Gran reached out a trembling hand, and Maya placed the sapling’s small trunk in her palm.
“Hello, little one,” Gran whispered. “I’ve seen ninety-three springs, and you’ll see many more. Be strong. Be patient. Grow toward the light.”
One by one, the family added their blessings. Maya’s mother wished the tree deep roots. Her father wished it resilience against storms. Uncle Richard, still odd, still beloved, wished it “the good sense to grow at a reasonable pace, not like that monster oak.”
Everyone laughed. Even Gran.
–
They lowered the sapling into the hole together, a dozen hands on the narrow trunk. Maya’s father filled in the dirt while James patted it down. Maya’s mother had brought a watering can, ceremonial and old, that had been used for every tree planting in family memory.
“Your turn,” Maya’s mother said, handing it to her.
Maya poured the water slowly, watching it sink into the fresh earth. Such a small thing, really, a stick with roots, a hole in the ground, some water. And yet it was everything. A promise. A connection. A way of saying: we were here, and we loved, and something of us will remain.
“Take a photo,” Gran commanded. “I want a photo with the tree.”
They wheeled her close, and Maya crouched beside her, one hand on Gran’s shoulder, one hand on the thin trunk of the cherry sapling. Three generations touching, connected by soil and sap and the stubborn human need to leave something behind.
After the photo, Gran squeezed Maya’s hand. “I won’t see it bloom,” she said quietly.
“Gran…”
“Hush. I’m ninety-three, not naive. But that’s all right.” She looked at the sapling, then at the oak towering nearby. “I’ve seen my tree grow tall and strong. I’ve seen your mother’s tree and yours and all the others. That’s enough. That’s more than enough.”
Maya felt tears sliding down her cheeks, but she didn’t wipe them away. “I wish you could meet her. Him or her. Whoever they turn out to be.”

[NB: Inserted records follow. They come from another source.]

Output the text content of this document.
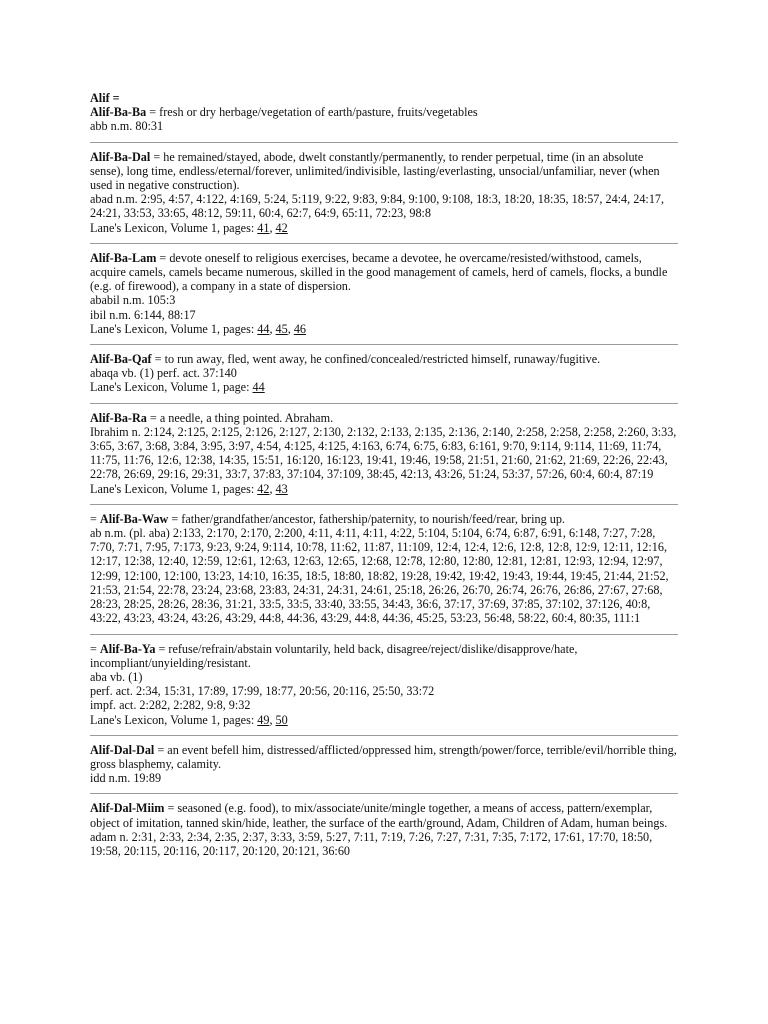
Alif =

Alif-Ba-Ba = fresh or dry herbage/vegetation of earth/pasture, fruits/vegetables

abb n.m. 80:31

Alif-Ba-Dal = he remained/stayed, abode, dwelt constantly/permanently, to render perpetual, time (in an absolute sense), long time, endless/eternal/forever, unlimited/indivisible, lasting/everlasting, unsocial/unfamiliar, never (when used in negative construction).

abad n.m. 2:95, 4:57, 4:122, 4:169, 5:24, 5:119, 9:22, 9:83, 9:84, 9:100, 9:108, 18:3, 18:20, 18:35, 18:57, 24:4, 24:17, 24:21, 33:53, 33:65, 48:12, 59:11, 60:4, 62:7, 64:9, 65:11, 72:23, 98:8

Lane's Lexicon, Volume 1, pages: 41, 42

Alif-Ba-Lam = devote oneself to religious exercises, became a devotee, he overcame/resisted/withstood, camels, acquire camels, camels became numerous, skilled in the good management of camels, herd of camels, flocks, a bundle (e.g. of firewood), a company in a state of dispersion.

ababil n.m. 105:3

ibil n.m. 6:144, 88:17

Lane's Lexicon, Volume 1, pages: 44, 45, 46

Alif-Ba-Qaf = to run away, fled, went away, he confined/concealed/restricted himself, runaway/fugitive.

abaqa vb. (1) perf. act. 37:140

Lane's Lexicon, Volume 1, page: 44

Alif-Ba-Ra = a needle, a thing pointed. Abraham.

Ibrahim n. 2:124, 2:125, 2:125, 2:126, 2:127, 2:130, 2:132, 2:133, 2:135, 2:136, 2:140, 2:258, 2:258, 2:258, 2:260, 3:33, 3:65, 3:67, 3:68, 3:84, 3:95, 3:97, 4:54, 4:125, 4:125, 4:163, 6:74, 6:75, 6:83, 6:161, 9:70, 9:114, 9:114, 11:69, 11:74, 11:75, 11:76, 12:6, 12:38, 14:35, 15:51, 16:120, 16:123, 19:41, 19:46, 19:58, 21:51, 21:60, 21:62, 21:69, 22:26, 22:43, 22:78, 26:69, 29:16, 29:31, 33:7, 37:83, 37:104, 37:109, 38:45, 42:13, 43:26, 51:24, 53:37, 57:26, 60:4, 60:4, 87:19

Lane's Lexicon, Volume 1, pages: 42, 43

= Alif-Ba-Waw = father/grandfather/ancestor, fathership/paternity, to nourish/feed/rear, bring up.

ab n.m. (pl. aba) 2:133, 2:170, 2:170, 2:200, 4:11, 4:11, 4:11, 4:22, 5:104, 5:104, 6:74, 6:87, 6:91, 6:148, 7:27, 7:28, 7:70, 7:71, 7:95, 7:173, 9:23, 9:24, 9:114, 10:78, 11:62, 11:87, 11:109, 12:4, 12:4, 12:6, 12:8, 12:8, 12:9, 12:11, 12:16, 12:17, 12:38, 12:40, 12:59, 12:61, 12:63, 12:63, 12:65, 12:68, 12:78, 12:80, 12:80, 12:81, 12:81, 12:93, 12:94, 12:97, 12:99, 12:100, 12:100, 13:23, 14:10, 16:35, 18:5, 18:80, 18:82, 19:28, 19:42, 19:42, 19:43, 19:44, 19:45, 21:44, 21:52, 21:53, 21:54, 22:78, 23:24, 23:68, 23:83, 24:31, 24:31, 24:61, 25:18, 26:26, 26:70, 26:74, 26:76, 26:86, 27:67, 27:68, 28:23, 28:25, 28:26, 28:36, 31:21, 33:5, 33:5, 33:40, 33:55, 34:43, 36:6, 37:17, 37:69, 37:85, 37:102, 37:126, 40:8, 43:22, 43:23, 43:24, 43:26, 43:29, 44:8, 44:36, 43:29, 44:8, 44:36, 45:25, 53:23, 56:48, 58:22, 60:4, 80:35, 111:1

= Alif-Ba-Ya = refuse/refrain/abstain voluntarily, held back, disagree/reject/dislike/disapprove/hate, incompliant/unyielding/resistant.

aba vb. (1)

perf. act. 2:34, 15:31, 17:89, 17:99, 18:77, 20:56, 20:116, 25:50, 33:72

impf. act. 2:282, 2:282, 9:8, 9:32

Lane's Lexicon, Volume 1, pages: 49, 50

Alif-Dal-Dal = an event befell him, distressed/afflicted/oppressed him, strength/power/force, terrible/evil/horrible thing, gross blasphemy, calamity.

idd n.m. 19:89

Alif-Dal-Miim = seasoned (e.g. food), to mix/associate/unite/mingle together, a means of access, pattern/exemplar, object of imitation, tanned skin/hide, leather, the surface of the earth/ground, Adam, Children of Adam, human beings.

adam n. 2:31, 2:33, 2:34, 2:35, 2:37, 3:33, 3:59, 5:27, 7:11, 7:19, 7:26, 7:27, 7:31, 7:35, 7:172, 17:61, 17:70, 18:50, 19:58, 20:115, 20:116, 20:117, 20:120, 20:121, 36:60
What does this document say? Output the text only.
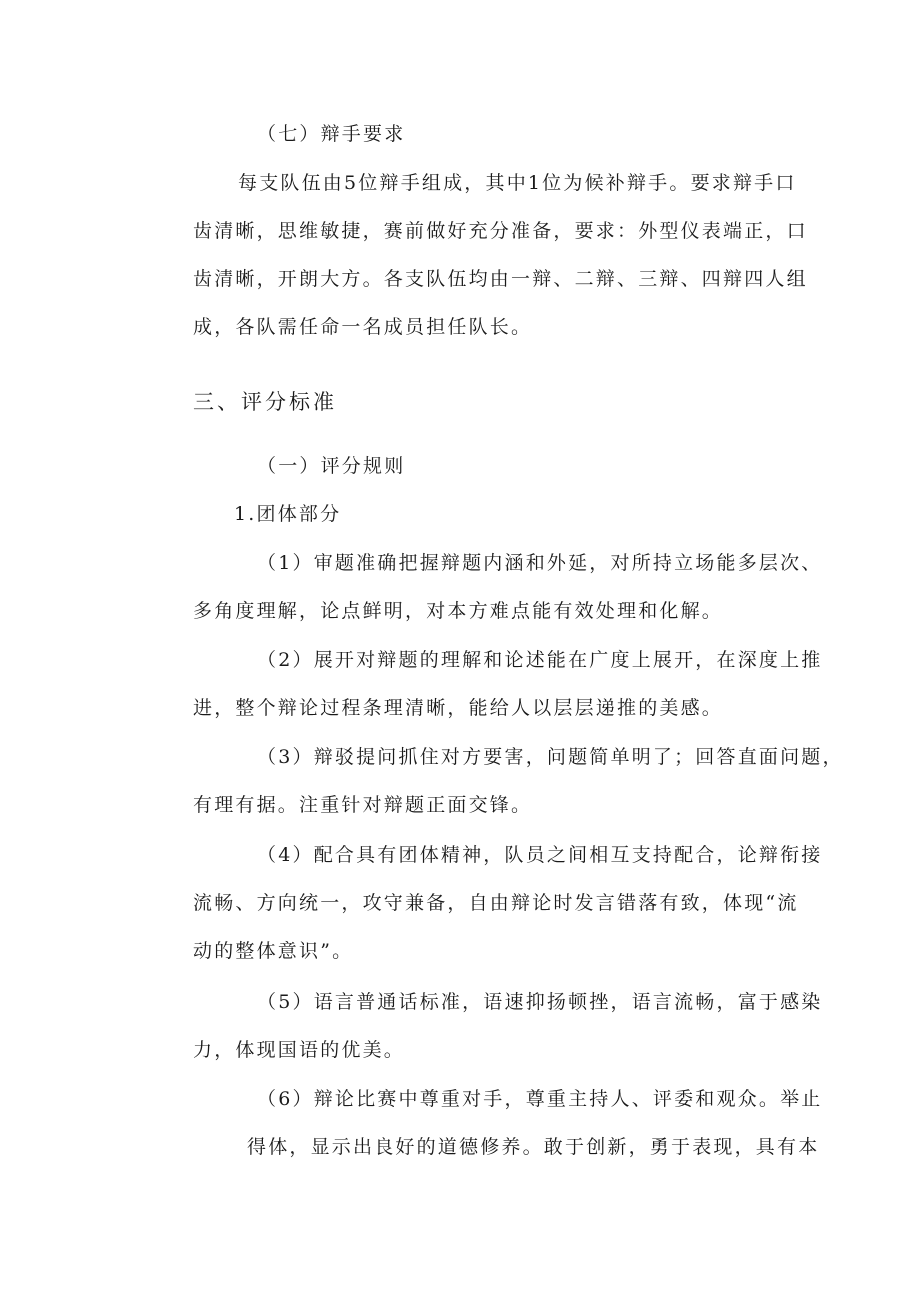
（七）辩手要求
每支队伍由5位辩手组成，其中1位为候补辩手。要求辩手口
齿清晰，思维敏捷，赛前做好充分准备，要求：外型仪表端正，口
齿清晰，开朗大方。各支队伍均由一辩、二辩、三辩、四辩四人组
成，各队需任命一名成员担任队长。
三、评分标准
（一）评分规则
1.团体部分
（1）审题准确把握辩题内涵和外延，对所持立场能多层次、
多角度理解，论点鲜明，对本方难点能有效处理和化解。
（2）展开对辩题的理解和论述能在广度上展开，在深度上推
进，整个辩论过程条理清晰，能给人以层层递推的美感。
（3）辩驳提问抓住对方要害，问题简单明了；回答直面问题，
有理有据。注重针对辩题正面交锋。
（4）配合具有团体精神，队员之间相互支持配合，论辩衔接
流畅、方向统一，攻守兼备，自由辩论时发言错落有致，体现“流
动的整体意识”。
（5）语言普通话标准，语速抑扬顿挫，语言流畅，富于感染
力，体现国语的优美。
（6）辩论比赛中尊重对手，尊重主持人、评委和观众。举止
得体，显示出良好的道德修养。敢于创新，勇于表现，具有本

“I will,” Gran said firmly. “Every spring, when the cherry blossoms fall like pink snow, I’ll be there. Just look up. You’ll see.”
–
Gran passed three months later, peaceful as a November sunset.
The following April, Maya stood beneath the cherry tree, bigger now, though still small, and watched the first blossoms open. Pink and delicate and heartbreakingly temporary, just as Gran had promised.
Her belly was round now, unmistakable. Inside, the baby kicked, strong and impatient, probably another stubborn soul in a family full of them.
“Look,” Maya whispered, tilting her face up to the falling petals. “Your great-great-grandmother was right. Pink snow.”
A blossom drifted down and landed on her stomach, soft as a blessing.
Maya smiled through her tears, placed her hand over the spot, and felt the baby kick again, a greeting, maybe, to the grandmother she’d never meet and the tree that would watch her grow.
The tradition would continue. The forest would expand. And somewhere in the fall of petals and the reach of roots, the family would remain connected, past and future intertwined like branches.